A similar concept has been explored in diving (see link for overview), yet let’s take a closer look at Taekwondo.
Michael Maloney and colleagues observed 10 international senior Taekwondo athletes during a national training camp. The aim was to assess whether (1) the fighting in training adequately simulated the cognitive and affective demands of competition, and (2) the demands observed in training impact the representativeness of fighting actions compared to competition.
A mixed methods approach was taken where participants fought in two distinct conditions – a typical training fight and a simulated competition fight.
The collective results from perceptual scales, interviews and pre-fight maximum heart rates revealed that:
- Fighting in training did not induce a similar level of arousal and anxiety as fighting in competition; and,
- Athletes fighting against a fellow squad member in training were less likely to cognitively problem solve compared to when they were fighting unfamiliar opponents in competition.
Furthermore, participants kicked less, initiated their attacks from further away and displayed more predictable movement displacements in training.
Take Home Message
Training tasks that are emotionally engaging can help athletes to learn to cope with emotions during competition. Training tasks should also to be designed to appropriately challenge the individual which, in turn, facilitates skill learning. Such considerations can be as important as learning technique.
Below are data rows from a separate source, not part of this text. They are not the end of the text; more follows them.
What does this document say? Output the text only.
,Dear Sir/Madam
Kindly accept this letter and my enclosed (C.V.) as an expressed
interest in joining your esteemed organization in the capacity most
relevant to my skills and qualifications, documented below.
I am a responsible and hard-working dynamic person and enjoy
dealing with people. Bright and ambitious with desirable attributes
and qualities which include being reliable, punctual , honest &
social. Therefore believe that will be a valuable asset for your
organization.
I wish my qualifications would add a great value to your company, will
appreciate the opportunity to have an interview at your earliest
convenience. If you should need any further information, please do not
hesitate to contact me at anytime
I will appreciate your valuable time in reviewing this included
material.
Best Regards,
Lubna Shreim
Aspects of cognition and whether athletes think and feel like in competition are often overlooked when designing representative practice environments. In the Taekwondo example, the findings indicated that fighting in training does not necessarily simulate the constraints and demands of fighting in competition. This is due to the lower levels of anxiety and arousal, decreased mental challenge, and different movement behaviours. Consequently, such training practices could limit skill transfer from training to competition.
Maloney, M., Renshaw, I., Headrick, J., Martin, D. T., & Farrow, D. (2018). Taekwondo fighting in training does not simulate the affective and cognitive demands of competition: Implications for behaviour and transfer. Frontiers in Psychology, 9, 25.